If your model returns the above methods, they will make it work for both training and evaluation, and will use the evaluation scripts from pycocotools.


One note on the labels. The model considers class 0 as background. If your dataset does not contain the background class, you should not have 0 in your labels. For example, assuming you have just two classes, cat and dog, you can define 1 (not 0) to represent cats and 2 to represent dogs. So, for instance, if one of the images has both classes, your labels tensor should look like [1,2].

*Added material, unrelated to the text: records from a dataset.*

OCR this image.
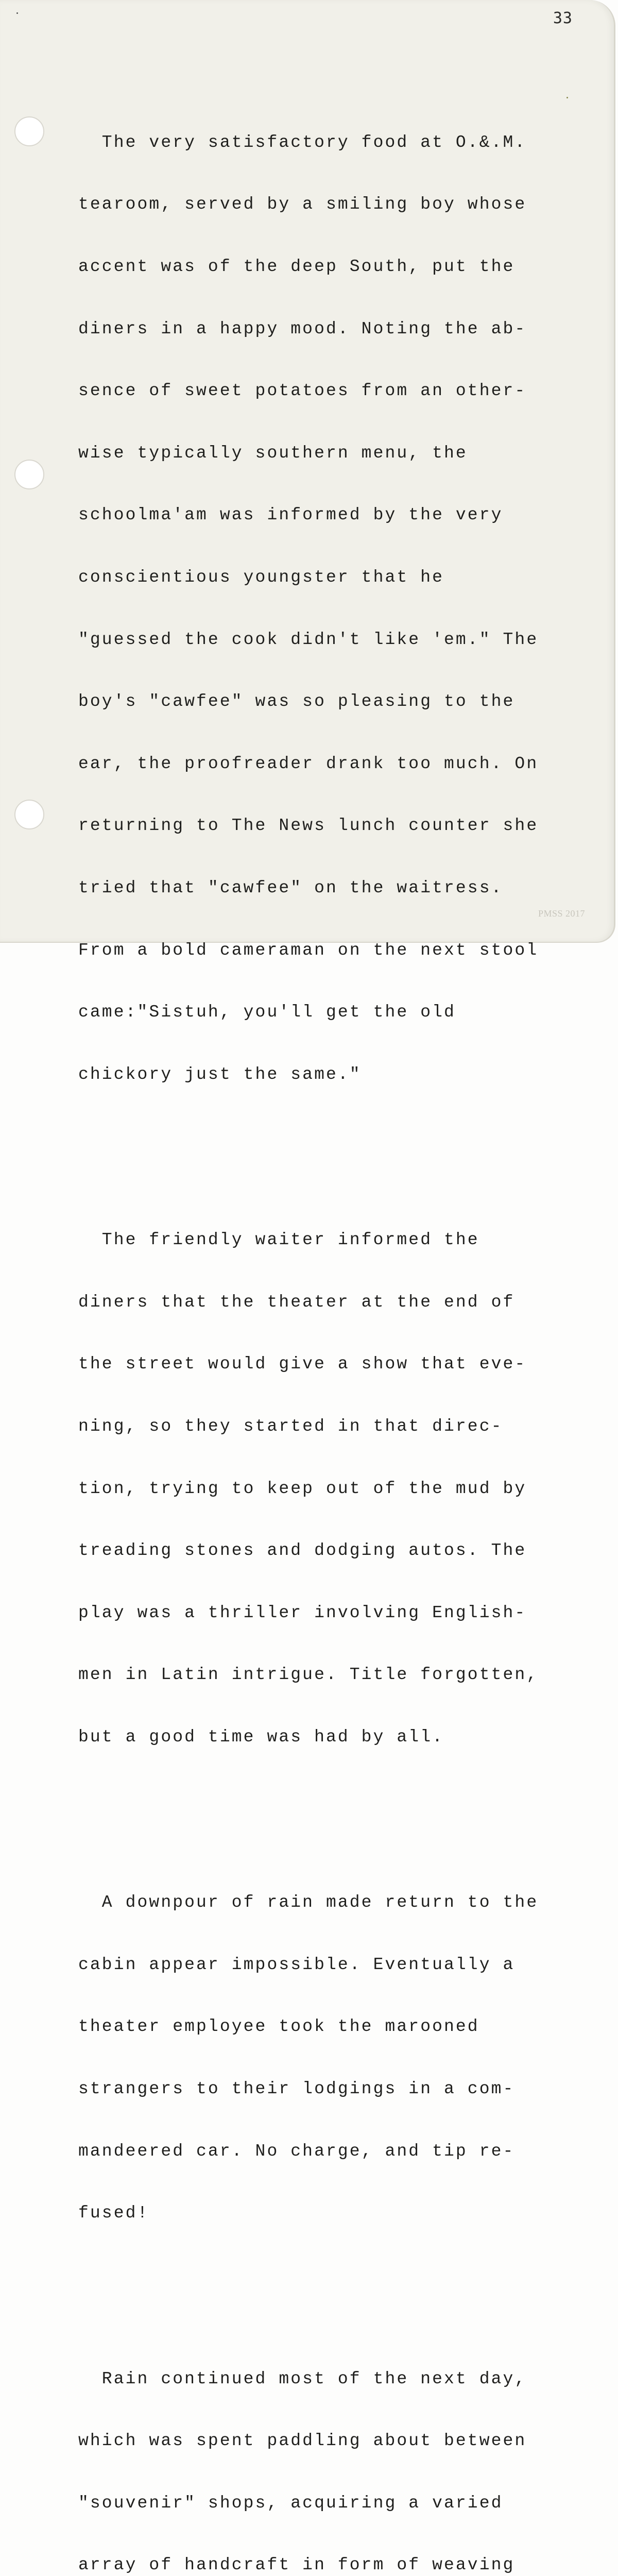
33

The very satisfactory food at O.&.M.

tearoom, served by a smiling boy whose

accent was of the deep South, put the

diners in a happy mood. Noting the ab-

sence of sweet potatoes from an other-

wise typically southern menu, the

schoolma'am was informed by the very

conscientious youngster that he

"guessed the cook didn't like 'em." The

boy's "cawfee" was so pleasing to the

ear, the proofreader drank too much. On

returning to The News lunch counter she

tried that "cawfee" on the waitress.

From a bold cameraman on the next stool

came:"Sistuh, you'll get the old

chickory just the same."

The friendly waiter informed the

diners that the theater at the end of

the street would give a show that eve-

ning, so they started in that direc-

tion, trying to keep out of the mud by

treading stones and dodging autos. The

play was a thriller involving English-

men in Latin intrigue. Title forgotten,

but a good time was had by all.

A downpour of rain made return to the

cabin appear impossible. Eventually a

theater employee took the marooned

strangers to their lodgings in a com-

mandeered car. No charge, and tip re-

fused!

Rain continued most of the next day,

which was spent paddling about between

"souvenir" shops, acquiring a varied

array of handcraft in form of weaving

PMSS 2017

Additionally, if you want to use aspect ratio grouping during training (so that each batch only contains images with similar aspect ratio), then it is recommended to also implement a `get_height_and_width` method, which returns the height and the width of the image. If this method is not provided, we query all elements of the dataset via `__getitem__` , which loads the image in memory and is slower than if a custom method is provided.


### Writing a custom dataset for Penn-Fudan

Let's write a dataset for the Penn-Fudan dataset.

First, let's download and extract the data, present in a zip file at https://www.cis.upenn.edu/~jshi/ped_html/PennFudanPed.zip

In [2]:
import os
import glob
import numpy as np
import torch
import torch.utils.data
from PIL import Image

class SMDDataset(torch.utils.data.Dataset):
    def __init__(self, yolo_dir, transform=None, target_transform=None):
        self.yolo_dir = yolo_dir
        self.images_dir = glob.glob(yolo_dir + "*.jpg")
        self.labels_dir = glob.glob(yolo_dir + "*.txt")
        
        self.transform = transform
        self.target_transform = target_transform

    def __len__(self):
        return len(self.images_dir)
    
    def read_yolo(self, label_path, height, width):
        with open(label_path, 'r') as f:
            data = f.readlines()
        data = [dat.split() for dat in data]
        data = np.array(data, dtype=float)
        labels = data[:, 1].astype('int64') # 0 - moving; 1 - category; 2 - distance
#         labels = data[:, :3].astype('int64') # 0 - moving; 1 - category; 2 - distance
        bboxes = data[:, -4:]
        bboxes[:, 0] = bboxes[:, 0] - bboxes[:, 2] / 2
        bboxes[:, 1] = bboxes[:, 1] - bboxes[:, 3] / 2
        bboxes[:, 2] = bboxes[:, 0] + bboxes[:, 2]
        bboxes[:, 3] = bboxes[:, 1] + bboxes[:, 3]
        
        return torch.from_numpy(labels), torch.from_numpy(bboxes)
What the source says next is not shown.